E é aí que São Julian o Apóstolo (da liberdade de expressão) converge para Assange o Estuprador, o Mártir da Transparência. E, isso, num país que tem uma das legislações mais avançadas, do mundo, de proteção à liberdade de expressão.
Mais para o fundo, a coisa fica pior. De Naomi Klein a Naomi Wolf, é evidente para todas as mulheres espertas, que as fanzocas escandinavas de Assange sentiram-se tomadas pelo “amor”. Bem, depois de uma noite veio outra noite – e deve ter sido horrível descobrir, em conversa ‘de moças’, que o “amor” fora, de fato, “traição”, mais uma, pelos imutáveis machos chauvinistas sem coração. Quem diria que a Escandinávia ainda abriga “mulheres corneadas” que ainda sonham os contos de fada de Hollywood. Pior: mulheres letradas, ferozmente independentes, na Europa e nos EUA, que avaliam Hollywood pelo que Hollywood é, consideram profundamente humilhante que essa lei sueca de mil caras infantilize a tal ponto as mulheres.

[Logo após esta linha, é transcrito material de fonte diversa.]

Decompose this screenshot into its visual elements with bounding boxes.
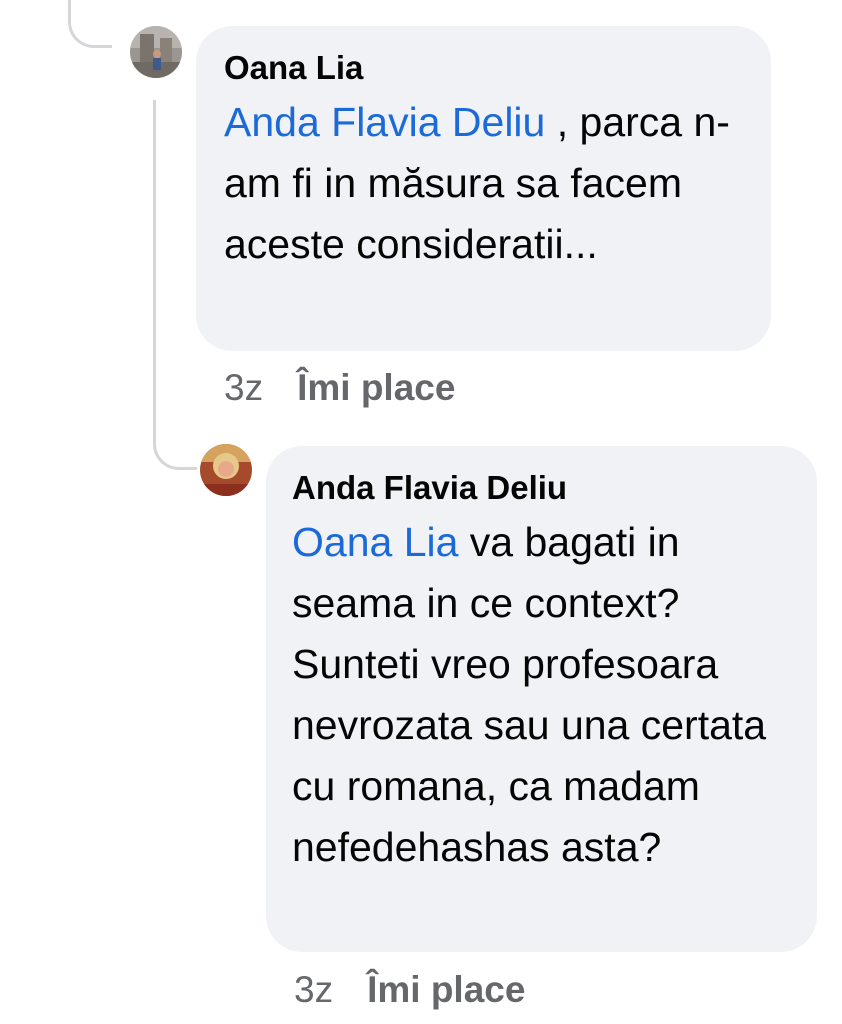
comment-text: Oana Lia va bagati in seama in ce contex… — [292, 512, 791, 878]
comment-timestamp[interactable]: 3z — [294, 969, 333, 1010]
mention-link[interactable]: Oana Lia — [292, 519, 458, 565]
comment-timestamp[interactable]: 3z — [224, 367, 263, 408]
profile-photo-icon — [200, 444, 252, 496]
avatar[interactable] — [200, 444, 252, 496]
comment-body-text: va bagati in seama in ce context? Suntet… — [292, 519, 767, 870]
like-button[interactable]: Îmi place — [367, 969, 525, 1010]
like-button[interactable]: Îmi place — [297, 367, 455, 408]
comment-text: Anda Flavia Deliu , parca n-am fi in măs… — [224, 92, 743, 275]
comment-bubble: Oana Lia Anda Flavia Deliu , parca n-am … — [196, 26, 771, 351]
comment-actions: 3z Îmi place — [224, 366, 455, 410]
thread-connector-line — [68, 0, 112, 48]
comment-thread: Oana Lia Anda Flavia Deliu , parca n-am … — [0, 0, 842, 1024]
comment-author[interactable]: Anda Flavia Deliu — [292, 468, 791, 508]
comment-bubble: Anda Flavia Deliu Oana Lia va bagati in … — [266, 446, 817, 952]
mention-link[interactable]: Anda Flavia Deliu — [224, 99, 545, 145]
avatar[interactable] — [130, 26, 182, 78]
reply-connector-line — [153, 100, 197, 470]
profile-photo-icon — [130, 26, 182, 78]
comment-author[interactable]: Oana Lia — [224, 48, 743, 88]
comment-actions: 3z Îmi place — [294, 968, 525, 1012]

E já que estamos falando de sexo, como não lembrar a coincidência poética de esse mais recente “filme de tribunal” acontecer no mesmo dia em que o primeiro-ministro da Itália Silvio “Il Cavaliere” Berlusconi, do qual os telegramas WikiVazados só dizem, basicamente, que é ganancioso, irresponsável, dado a trinchar ninfetas em orgias à moda Nero, sobreviveu por um triz a um voto de desconfiança e, imediatamente, praticamente no mesmo instante, Roma foi tomada por furiosas manifestações de protesto e (literalmente) pegou fogo, em fúria. É como rebobinar Nero.
Mais uma vez, make no mistake: não se trata do re-incêndio da Antiga Roma. Todo o império está em fogo. O hipercapitalismo hardcore pode ser simultaneamente um Terminator e um gigante com pés de barro.

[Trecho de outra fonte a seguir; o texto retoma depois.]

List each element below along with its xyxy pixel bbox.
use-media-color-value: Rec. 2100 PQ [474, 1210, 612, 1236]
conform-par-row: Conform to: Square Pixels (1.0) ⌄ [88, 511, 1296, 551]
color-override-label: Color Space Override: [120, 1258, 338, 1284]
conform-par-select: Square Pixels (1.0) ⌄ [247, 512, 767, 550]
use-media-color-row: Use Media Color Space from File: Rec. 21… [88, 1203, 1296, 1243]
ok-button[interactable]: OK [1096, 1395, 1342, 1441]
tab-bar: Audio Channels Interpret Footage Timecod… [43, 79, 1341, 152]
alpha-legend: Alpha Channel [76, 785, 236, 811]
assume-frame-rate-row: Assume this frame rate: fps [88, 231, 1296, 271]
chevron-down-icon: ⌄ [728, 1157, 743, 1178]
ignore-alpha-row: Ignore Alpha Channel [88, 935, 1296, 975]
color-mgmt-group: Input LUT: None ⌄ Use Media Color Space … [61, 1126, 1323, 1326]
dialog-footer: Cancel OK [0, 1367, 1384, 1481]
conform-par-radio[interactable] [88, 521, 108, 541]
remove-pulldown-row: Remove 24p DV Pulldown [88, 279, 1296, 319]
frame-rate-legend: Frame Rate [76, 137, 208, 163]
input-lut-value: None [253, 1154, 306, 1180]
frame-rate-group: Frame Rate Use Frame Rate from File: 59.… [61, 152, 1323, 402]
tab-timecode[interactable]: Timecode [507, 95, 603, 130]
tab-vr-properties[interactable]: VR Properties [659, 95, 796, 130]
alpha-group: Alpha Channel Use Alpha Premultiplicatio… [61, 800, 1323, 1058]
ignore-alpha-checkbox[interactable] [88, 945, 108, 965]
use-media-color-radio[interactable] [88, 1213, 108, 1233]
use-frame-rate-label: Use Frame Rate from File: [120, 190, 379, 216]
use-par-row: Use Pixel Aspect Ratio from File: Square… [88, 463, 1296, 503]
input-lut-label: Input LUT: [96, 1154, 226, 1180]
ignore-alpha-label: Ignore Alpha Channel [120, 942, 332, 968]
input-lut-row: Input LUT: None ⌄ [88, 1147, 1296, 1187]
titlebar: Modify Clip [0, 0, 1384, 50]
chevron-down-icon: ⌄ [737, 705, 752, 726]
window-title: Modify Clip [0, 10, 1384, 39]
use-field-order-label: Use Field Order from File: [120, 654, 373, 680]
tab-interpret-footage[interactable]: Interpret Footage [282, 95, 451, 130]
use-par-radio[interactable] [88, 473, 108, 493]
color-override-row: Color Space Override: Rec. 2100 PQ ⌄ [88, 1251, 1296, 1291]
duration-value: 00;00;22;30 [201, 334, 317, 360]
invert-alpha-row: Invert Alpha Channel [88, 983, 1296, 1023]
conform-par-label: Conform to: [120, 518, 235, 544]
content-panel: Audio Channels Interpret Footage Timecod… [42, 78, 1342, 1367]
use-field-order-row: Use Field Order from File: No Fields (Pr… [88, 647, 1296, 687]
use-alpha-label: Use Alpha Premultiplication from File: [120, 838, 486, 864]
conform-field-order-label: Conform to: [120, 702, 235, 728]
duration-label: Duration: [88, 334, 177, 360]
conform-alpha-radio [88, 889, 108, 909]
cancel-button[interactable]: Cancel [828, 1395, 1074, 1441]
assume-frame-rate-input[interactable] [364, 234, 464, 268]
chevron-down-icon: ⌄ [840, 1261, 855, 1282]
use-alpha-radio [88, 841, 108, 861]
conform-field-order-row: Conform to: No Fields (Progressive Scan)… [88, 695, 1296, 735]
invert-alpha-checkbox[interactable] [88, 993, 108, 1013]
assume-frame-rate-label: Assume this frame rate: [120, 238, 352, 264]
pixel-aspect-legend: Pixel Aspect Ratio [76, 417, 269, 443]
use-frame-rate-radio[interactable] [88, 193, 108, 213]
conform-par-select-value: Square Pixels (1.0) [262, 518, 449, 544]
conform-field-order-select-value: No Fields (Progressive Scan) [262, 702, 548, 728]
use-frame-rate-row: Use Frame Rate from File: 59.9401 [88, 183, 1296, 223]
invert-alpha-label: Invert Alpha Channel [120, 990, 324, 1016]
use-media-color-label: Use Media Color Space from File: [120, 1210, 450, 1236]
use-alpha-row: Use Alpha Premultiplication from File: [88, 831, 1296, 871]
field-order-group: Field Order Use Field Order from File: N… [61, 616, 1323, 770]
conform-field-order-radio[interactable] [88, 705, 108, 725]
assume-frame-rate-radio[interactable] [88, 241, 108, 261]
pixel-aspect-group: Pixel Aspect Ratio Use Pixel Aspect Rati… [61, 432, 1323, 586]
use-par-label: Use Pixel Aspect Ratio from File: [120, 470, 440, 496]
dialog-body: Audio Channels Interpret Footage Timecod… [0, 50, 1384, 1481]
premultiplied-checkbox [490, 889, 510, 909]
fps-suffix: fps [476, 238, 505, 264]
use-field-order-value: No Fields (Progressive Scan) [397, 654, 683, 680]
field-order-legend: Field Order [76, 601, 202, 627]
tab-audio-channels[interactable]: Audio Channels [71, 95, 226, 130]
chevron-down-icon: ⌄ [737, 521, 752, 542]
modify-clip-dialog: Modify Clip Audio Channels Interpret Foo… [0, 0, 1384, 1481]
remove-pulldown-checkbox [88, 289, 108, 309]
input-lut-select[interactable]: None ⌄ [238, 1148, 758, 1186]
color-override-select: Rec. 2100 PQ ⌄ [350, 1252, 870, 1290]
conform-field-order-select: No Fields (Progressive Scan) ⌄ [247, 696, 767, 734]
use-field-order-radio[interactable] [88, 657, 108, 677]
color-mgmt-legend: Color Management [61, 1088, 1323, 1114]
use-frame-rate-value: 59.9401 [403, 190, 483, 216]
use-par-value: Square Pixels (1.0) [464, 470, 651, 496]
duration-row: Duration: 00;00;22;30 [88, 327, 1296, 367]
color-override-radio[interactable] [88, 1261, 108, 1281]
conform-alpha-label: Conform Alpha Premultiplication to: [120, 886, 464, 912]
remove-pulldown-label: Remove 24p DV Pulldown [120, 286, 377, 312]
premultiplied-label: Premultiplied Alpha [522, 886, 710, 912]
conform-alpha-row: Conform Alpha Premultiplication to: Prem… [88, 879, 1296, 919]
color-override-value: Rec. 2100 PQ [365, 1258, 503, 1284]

Cabe aos progressistas decifrar o enigma e enfrentar o paradoxo. A Arte de Guerra de Sun Tzu encontra Gilles Deleuze e sua máquina de guerra subterrânea. Já se combatem guerrilhas nômades de informação-tecnologia. A ‘contrainsurgência’ dos EUA está virada de pernas p’ra cima. Avante! À net-guerra! (Não esqueçam as camisinhas).